BAB 7 Close and Open

10.2K 926 28
                                    



"Tidak usah menghindari tatapanku."

Hilda tetap menunduk diam, masih tidak berani mengangkat wajahnya.

"Yasudah, jangan tatap aku. Toh, kau memang tidak pantas," katanya lagi. Suara tawa langsung mengikuti di sekeliling ruangan itu.

Kelas ini benar-benar sudah kosong, sehingga sekecil pun suara yang keluar pasti akan terdengar karena gemaannya. Hanya ada kami di kelas ini dan aku sadar tidak ada satu pun dari kami yang merasa was-was untuk kepergok dalam hal ini. Siapa yang akan peduli memangnya?

Jam pulang sekolah sudah berlalu sejak beberapa jam yang lalu. Jadi aku rasa wajar saja sekolah ini sudah sepi. Lagipula, sebenarnya aku tahu tidak ada dari mereka yang akan ketakutan jika siapa pun-termasuk guru sekali pun-memergoki kami sedang mengintimidasi Hilda seperti yang kami lakukan saat ini.

"Apa yang sebenarnya kau lakukan kemarin malam?" bentak Sarah pada Hilda. Gadis itu langsung terlonjak kaget.

"Tidak ada. Aku hanya di rumah," jawabnya dengan suara kecil.

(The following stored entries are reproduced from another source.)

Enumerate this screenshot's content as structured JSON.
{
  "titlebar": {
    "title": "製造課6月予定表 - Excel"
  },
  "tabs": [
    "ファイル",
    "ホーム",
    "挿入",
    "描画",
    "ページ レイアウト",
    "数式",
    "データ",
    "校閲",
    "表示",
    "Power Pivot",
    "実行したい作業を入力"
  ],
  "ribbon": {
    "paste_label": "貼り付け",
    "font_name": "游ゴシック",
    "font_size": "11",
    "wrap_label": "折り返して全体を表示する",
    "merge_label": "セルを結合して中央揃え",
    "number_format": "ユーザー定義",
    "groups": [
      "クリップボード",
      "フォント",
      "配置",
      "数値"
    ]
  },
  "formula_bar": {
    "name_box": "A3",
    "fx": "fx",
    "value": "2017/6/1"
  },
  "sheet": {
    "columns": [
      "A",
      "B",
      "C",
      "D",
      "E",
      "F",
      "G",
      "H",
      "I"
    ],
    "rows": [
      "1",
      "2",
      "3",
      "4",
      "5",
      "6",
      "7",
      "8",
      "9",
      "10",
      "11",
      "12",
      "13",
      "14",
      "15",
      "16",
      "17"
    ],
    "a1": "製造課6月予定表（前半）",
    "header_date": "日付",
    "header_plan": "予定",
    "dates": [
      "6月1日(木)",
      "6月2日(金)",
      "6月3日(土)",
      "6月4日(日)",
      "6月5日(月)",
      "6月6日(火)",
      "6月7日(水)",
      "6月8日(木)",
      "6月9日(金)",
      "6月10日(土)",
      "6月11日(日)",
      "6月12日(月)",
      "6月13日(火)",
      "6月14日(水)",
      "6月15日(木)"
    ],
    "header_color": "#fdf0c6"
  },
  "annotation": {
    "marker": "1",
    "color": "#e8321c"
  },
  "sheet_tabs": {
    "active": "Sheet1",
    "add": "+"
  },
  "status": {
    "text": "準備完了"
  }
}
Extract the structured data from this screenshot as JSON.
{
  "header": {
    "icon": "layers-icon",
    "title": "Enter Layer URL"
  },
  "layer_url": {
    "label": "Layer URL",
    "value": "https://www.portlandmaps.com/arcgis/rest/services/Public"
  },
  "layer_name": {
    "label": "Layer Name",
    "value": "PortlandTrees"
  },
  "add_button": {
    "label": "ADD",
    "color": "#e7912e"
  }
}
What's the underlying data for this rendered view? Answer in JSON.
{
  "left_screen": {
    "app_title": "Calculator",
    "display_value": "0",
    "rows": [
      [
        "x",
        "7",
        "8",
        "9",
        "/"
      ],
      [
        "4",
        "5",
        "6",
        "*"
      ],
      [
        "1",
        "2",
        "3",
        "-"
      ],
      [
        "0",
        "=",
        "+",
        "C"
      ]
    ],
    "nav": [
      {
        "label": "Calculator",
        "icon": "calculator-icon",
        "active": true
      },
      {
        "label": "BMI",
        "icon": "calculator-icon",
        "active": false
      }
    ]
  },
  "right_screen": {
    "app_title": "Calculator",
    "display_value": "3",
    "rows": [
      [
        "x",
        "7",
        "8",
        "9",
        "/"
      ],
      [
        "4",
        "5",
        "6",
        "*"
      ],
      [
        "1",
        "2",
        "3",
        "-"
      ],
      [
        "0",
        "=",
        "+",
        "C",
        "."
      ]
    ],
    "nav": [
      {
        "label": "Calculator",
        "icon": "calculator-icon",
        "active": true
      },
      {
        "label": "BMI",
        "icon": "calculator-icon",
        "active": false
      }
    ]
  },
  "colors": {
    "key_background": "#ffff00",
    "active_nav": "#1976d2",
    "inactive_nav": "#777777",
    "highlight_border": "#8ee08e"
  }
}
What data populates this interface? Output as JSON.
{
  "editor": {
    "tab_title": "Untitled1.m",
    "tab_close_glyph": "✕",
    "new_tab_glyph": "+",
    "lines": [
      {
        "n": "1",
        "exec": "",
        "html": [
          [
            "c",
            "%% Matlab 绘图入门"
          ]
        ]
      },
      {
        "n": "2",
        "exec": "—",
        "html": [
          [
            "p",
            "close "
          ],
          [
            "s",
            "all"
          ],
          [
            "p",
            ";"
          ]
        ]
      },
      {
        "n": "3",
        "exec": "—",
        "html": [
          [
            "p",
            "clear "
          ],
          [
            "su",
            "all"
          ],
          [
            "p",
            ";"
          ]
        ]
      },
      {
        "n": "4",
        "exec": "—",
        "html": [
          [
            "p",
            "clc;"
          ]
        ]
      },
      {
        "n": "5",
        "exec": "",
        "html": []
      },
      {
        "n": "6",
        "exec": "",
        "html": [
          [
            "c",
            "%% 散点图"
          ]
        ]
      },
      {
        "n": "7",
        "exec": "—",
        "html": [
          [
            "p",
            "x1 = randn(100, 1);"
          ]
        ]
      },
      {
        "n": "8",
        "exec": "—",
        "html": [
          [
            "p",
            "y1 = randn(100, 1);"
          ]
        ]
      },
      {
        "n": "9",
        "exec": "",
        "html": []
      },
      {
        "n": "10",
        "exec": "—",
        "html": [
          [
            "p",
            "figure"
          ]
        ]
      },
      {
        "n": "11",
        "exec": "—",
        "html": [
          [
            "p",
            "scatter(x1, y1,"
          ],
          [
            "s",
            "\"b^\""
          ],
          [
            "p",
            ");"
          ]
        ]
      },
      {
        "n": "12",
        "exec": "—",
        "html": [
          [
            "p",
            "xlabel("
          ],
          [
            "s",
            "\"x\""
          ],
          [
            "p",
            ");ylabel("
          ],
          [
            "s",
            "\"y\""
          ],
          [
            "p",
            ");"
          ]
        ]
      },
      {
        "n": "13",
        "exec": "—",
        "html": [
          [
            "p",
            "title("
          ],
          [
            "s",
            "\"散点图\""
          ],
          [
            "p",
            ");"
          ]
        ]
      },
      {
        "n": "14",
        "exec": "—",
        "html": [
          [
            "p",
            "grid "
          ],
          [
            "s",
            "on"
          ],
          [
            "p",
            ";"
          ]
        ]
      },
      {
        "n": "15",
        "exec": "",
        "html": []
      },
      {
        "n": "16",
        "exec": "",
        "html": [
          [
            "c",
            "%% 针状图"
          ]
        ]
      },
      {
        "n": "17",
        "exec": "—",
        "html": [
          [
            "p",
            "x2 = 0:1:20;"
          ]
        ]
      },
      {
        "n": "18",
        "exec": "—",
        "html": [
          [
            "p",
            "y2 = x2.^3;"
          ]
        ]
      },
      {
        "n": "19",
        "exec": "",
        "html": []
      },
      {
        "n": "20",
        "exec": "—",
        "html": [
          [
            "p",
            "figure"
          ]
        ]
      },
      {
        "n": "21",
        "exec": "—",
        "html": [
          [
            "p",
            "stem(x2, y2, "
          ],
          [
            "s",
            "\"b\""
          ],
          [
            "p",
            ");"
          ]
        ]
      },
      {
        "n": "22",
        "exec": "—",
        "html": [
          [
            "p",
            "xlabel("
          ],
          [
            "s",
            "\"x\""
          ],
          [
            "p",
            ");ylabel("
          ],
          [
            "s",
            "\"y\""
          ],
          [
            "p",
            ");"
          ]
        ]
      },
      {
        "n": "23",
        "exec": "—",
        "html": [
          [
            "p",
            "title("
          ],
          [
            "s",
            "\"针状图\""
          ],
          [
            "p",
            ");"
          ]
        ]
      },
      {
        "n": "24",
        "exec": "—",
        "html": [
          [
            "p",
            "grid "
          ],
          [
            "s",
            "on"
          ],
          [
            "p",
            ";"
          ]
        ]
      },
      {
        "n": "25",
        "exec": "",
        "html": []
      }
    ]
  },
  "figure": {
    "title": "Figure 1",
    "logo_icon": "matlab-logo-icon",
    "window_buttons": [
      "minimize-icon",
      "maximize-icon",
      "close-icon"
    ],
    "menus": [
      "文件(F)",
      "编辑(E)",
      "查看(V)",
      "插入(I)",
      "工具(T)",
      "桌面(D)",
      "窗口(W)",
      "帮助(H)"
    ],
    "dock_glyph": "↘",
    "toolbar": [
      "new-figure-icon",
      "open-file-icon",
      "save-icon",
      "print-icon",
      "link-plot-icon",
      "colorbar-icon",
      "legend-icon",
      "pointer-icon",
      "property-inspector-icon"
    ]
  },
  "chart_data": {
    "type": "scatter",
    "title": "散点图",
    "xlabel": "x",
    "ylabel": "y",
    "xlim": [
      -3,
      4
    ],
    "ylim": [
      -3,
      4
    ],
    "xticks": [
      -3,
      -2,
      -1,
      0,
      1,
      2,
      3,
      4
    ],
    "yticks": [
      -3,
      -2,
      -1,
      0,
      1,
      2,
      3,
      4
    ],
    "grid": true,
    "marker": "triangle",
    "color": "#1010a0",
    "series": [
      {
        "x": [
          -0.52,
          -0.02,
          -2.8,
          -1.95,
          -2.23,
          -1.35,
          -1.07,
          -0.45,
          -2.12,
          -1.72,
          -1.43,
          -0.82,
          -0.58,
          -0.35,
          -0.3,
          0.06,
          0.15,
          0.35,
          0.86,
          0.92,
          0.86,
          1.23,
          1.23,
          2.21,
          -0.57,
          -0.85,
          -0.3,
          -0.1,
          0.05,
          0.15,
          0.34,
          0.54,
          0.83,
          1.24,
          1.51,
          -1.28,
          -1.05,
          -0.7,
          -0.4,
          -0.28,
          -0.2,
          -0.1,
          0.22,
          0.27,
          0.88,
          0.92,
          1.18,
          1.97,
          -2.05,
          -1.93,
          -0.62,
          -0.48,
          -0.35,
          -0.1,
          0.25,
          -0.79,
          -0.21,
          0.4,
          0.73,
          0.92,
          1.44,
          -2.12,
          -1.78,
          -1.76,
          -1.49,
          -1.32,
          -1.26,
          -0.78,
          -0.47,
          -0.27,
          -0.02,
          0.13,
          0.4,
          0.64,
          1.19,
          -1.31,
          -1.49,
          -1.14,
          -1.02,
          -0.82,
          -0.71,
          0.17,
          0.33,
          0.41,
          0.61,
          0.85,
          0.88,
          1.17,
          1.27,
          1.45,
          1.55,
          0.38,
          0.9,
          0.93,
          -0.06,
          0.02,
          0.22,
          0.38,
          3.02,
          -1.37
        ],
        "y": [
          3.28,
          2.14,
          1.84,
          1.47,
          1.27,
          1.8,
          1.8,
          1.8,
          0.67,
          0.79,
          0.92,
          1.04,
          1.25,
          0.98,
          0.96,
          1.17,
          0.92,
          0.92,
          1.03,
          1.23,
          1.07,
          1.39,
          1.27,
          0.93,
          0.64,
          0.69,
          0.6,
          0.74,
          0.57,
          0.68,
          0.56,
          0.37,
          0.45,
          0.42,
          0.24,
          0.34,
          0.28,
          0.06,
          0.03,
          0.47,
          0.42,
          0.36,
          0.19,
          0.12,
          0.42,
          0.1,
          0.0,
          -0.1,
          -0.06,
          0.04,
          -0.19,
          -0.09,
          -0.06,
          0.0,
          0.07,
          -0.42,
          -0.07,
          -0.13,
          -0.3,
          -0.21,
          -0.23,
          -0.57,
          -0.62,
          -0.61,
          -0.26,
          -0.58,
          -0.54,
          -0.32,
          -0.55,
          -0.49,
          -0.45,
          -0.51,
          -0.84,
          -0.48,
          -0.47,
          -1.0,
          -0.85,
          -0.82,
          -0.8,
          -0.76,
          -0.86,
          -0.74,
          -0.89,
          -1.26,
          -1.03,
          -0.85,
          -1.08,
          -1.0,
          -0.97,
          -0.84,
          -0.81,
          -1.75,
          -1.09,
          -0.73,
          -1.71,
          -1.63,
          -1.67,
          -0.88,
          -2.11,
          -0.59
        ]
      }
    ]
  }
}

Wajahnya masih menunduk dan aku masih bisa melihat tangannya yang kini sedikit gemetaran. Tangan itu mengepal kuat hingga buku-buku jarinya mulai memutih. Aku sadar gadis itu tetap berusaha untuk tidak memperlihatkan ketakutannya.

"Jangan bohong padaku!" Sarah kemudian mendorong kasar bahu gadis itu dengan keras, membuatnya terdorong ke belakang. Suara tawa kembali mengikuti dari beberapa gadis yang berdiri di belakang Sarah.

Aku menatap Tifa yang sejak tadi berdiri di sebelahku. Ia menatapku dengan ekspresi datar-sama sepertiku. Aku dan ia tahu, kami sebenarnya tidak terlalu ingin berada di dalam hal ini.

"Dasar gembel tidak tahu diri! Tidak punya otak! Tolol! Pacarku bilang kau sedang berada di toko itu kemarin malam!"

Hilda menatap Sarah sekilas dengan sorot ketakutan. "Aku tidak ke toko itu. Aku benar-benar ada di rumah."

Sarah menampar Hilda dengan keras. Suara tamparan itu langsung menggema keras di ruangan ini, membuatku merinding. Suasana di ruangan langsung diam beberapa saat, kemudian sedetik berikutnya suara kikikan dan sorakan langsung mengikuti pelan-pelan.

Aku mengintip dari belakang, menyadari bahwa kini Hilda benar-benar gemetaran. Tangannya sedang memegang pipi kirinya yang baru saja diberi tamparan oleh Sarah.

"Akan kucari tahu sendiri kebenarannya, kalau begitu. Aku tidak akan memilih mempercayaimu daripada pacarku sendiri, kan?" kata Sarah. "Jika kau benar-benar mengaku yang sebenarnya sekarang, aku akan memaafkanmu."

Hilda diam, masih menunduk.

"Jawab!!" bentak Sarah dengan sangat keras. Kami semua langsung ikut terlonjak kaget mendengar teriakannya.

"Aku bersumpah aku tidak kemana-mana malam itu," jawab Hilda.

Sarah terdiam, bahunya mulai rileks sekarang. Ia lalu menarik napas dan menghembuskannya dengan perlahan. "Pergilah kalau begitu," ujarnya pelan. Suaranya kini tiba-tiba terdengar jauh lebih lunak.

Hilda memberanikan diri untuk menatap Sarah sekilas, masih ragu dengan perkataan yang baru saja ia dengar.

"Pergilah," ulang Sarah lagi. Kali ini sedikit lebih keras.